Film Reviews

Glasgow Film Festival: The Party’s Just Beginning

Karen Gillan could be excused for resting on her laurels as the unfancied Jumanji: Welcome to the Jungle barrels towards a billion dollars and with Avengers: Infinity War on the horizon, instead she’s chosen to write, direct and star in her own feature film, The Party’s Just Beginning.

In the remote outpost of Inverness, in the Scottish Highlands, the male suicide rate is high and Gillan, who grew up in the city, looks to try and imagine the reasons behind this tragic statistic that blights her hometown. Gillan plays Luisaidh, a cheese monger at a supermarket who is coping with the fallout of her best friends recent suicide. Luisaidh, or Lucy to others, finds her life start to spiral into despair and filling it with drink, drugs, chip and regressing into herself.

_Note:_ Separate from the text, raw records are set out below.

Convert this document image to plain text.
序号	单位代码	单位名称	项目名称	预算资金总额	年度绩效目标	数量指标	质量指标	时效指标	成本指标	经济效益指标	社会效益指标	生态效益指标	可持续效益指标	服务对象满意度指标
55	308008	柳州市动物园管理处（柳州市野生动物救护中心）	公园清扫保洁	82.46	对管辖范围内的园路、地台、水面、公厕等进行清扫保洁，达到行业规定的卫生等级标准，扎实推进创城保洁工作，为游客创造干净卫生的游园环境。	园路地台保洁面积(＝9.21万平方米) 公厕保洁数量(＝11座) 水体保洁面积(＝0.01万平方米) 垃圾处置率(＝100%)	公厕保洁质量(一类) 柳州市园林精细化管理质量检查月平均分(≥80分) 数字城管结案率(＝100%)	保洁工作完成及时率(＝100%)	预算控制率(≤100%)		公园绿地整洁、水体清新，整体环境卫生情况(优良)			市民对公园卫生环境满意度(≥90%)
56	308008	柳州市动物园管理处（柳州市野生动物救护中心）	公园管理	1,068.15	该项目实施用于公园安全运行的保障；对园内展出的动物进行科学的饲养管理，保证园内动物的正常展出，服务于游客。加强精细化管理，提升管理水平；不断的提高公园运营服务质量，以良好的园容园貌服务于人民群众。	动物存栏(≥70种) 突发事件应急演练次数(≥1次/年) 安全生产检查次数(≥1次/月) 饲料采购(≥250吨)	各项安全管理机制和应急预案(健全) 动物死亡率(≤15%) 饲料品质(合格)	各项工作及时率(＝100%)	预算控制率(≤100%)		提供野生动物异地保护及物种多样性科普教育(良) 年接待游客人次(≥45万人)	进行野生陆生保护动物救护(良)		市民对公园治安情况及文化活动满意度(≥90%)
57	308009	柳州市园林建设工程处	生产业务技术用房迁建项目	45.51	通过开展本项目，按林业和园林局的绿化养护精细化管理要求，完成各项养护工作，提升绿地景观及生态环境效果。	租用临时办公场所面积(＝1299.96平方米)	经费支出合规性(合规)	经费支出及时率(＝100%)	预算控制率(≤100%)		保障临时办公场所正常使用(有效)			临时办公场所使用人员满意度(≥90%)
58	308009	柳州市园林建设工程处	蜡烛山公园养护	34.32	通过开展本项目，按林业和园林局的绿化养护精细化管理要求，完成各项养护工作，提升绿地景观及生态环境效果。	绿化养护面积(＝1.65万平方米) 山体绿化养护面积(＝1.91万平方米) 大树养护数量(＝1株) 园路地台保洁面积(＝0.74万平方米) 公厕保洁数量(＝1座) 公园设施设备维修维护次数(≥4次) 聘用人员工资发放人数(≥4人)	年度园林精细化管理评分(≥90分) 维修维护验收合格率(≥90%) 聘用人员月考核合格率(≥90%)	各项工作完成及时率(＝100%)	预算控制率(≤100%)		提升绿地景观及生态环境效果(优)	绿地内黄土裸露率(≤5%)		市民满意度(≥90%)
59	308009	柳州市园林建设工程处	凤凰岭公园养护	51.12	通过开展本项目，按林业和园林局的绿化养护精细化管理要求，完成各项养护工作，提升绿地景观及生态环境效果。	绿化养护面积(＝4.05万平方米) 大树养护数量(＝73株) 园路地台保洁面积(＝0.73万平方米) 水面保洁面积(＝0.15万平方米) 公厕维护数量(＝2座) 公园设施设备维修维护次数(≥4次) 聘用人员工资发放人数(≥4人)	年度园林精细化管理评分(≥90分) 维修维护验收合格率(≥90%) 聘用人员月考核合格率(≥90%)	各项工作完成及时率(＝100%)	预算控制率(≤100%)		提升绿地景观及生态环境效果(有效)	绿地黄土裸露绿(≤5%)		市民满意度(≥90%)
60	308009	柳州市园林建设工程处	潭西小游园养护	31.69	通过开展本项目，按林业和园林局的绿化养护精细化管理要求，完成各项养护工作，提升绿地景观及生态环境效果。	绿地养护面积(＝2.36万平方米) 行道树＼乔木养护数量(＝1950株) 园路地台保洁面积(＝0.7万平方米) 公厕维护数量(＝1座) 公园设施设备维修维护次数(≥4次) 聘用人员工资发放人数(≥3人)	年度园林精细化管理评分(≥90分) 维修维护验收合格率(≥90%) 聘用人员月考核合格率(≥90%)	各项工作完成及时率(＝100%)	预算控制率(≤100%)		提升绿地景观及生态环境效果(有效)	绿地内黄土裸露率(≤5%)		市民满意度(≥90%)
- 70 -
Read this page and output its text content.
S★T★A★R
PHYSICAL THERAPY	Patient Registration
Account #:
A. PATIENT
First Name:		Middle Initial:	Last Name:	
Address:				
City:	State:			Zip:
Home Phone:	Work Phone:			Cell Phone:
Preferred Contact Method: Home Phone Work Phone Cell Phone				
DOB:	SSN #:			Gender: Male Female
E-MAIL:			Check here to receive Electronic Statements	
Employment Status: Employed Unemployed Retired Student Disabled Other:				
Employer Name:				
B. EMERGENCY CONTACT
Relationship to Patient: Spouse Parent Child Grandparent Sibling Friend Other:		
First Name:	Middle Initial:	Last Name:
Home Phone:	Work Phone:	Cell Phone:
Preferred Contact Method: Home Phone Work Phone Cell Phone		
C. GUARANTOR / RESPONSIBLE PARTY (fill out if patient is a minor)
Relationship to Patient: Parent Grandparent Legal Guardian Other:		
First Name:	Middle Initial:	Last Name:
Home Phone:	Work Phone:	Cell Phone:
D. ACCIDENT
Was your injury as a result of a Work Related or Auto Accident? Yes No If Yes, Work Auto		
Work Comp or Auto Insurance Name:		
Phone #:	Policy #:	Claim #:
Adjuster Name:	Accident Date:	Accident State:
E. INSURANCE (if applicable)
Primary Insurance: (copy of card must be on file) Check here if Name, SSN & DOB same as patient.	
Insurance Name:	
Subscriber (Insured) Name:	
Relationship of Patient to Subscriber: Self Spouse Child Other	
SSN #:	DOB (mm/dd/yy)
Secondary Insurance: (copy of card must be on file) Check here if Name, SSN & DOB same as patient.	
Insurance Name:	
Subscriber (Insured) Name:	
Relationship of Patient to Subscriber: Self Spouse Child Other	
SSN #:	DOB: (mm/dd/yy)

The movie is a combination of visual energy, broad Scottish comedy and accents, supporting characters and plotlines which feel underdeveloped, and independent cinema clichés. All these ideas make what could be quite a powerful movie feel lightweight. A drama examining the Scottish male suicide rate could be very poignant but the creative choices, perhaps particularly viewing it through female eyes, just doesn’t work.

With one male who throws himself off a famous suicide spot and another that comes down, these characters that could provide real insight are under served and the impact of their actions are viewed through Lucy. One of the suicide victims, Alistair, is struggling with homosexuality and gender identity as he clashes with his male partner who is struggling to come out, as an esteemed member of the church. The scenes with Alistair and Lucy showcase Gillan’s writing and directing at its best as they feel intimate and you get a real sense of a relationship between these two lost souls.

The films plotting was originally a very straight line but in the editing process, the two different timelines were threaded in and out of each other, and this choice can make the moving jarring, as it becomes somewhat challenging to tell which smaller moments belong when. Lucy’s home phone number is one digit different from a suicide prevention helpline, usually dismissive and pointing the caller in the right direction. Lucy sparks a therapeutic relationship with an elderly widow who is feeling suicidal around the Christmas. The plot is quite emotional, considering Christmas is a peak time of year for suicides and as we hear Lucy and the elderly gentleman trading their woes and some helpful advice, but it vanishes in the middle of the film.

Another plot which arrives undercooked and then vanishes in the middle is a relationship between Lucy and an out of towner, Dale, who is in Inverness for some reason. Dale has experienced a painful divorce and has little meaningful contact with his daughter. Lucy and Dale appear to find each other at the right time as their lives unravel. As Lucy sees Dale off at the train station, he later appears to have back peddled and appears at the suicide hotspot before being talked down and a day letter being sent on his merry way back to England. Likewise, a drunken Lucy at one point is sexually assaulted by three men in a very uncomfortable rape scene in a bedsit. Lucy, like many of her troubles, bats this off with humour when raising it on the phone with her older companion but the seriousness and shock value of this scene are glossed over with ease. The impact of a shocking crime and assault is dismissed, a creative decision that baffled this audience member.

Gillan’s debut is to be admired as it makes a bold gambit and tries to be many different things to many different people, but the wide scope of stories, characters and ideas result in very few choices outside of Gillan’s acting lacking any real impact, and the insight into its key question, just why are so many men killing themselves in the Scottish Highlands, starts to get lost.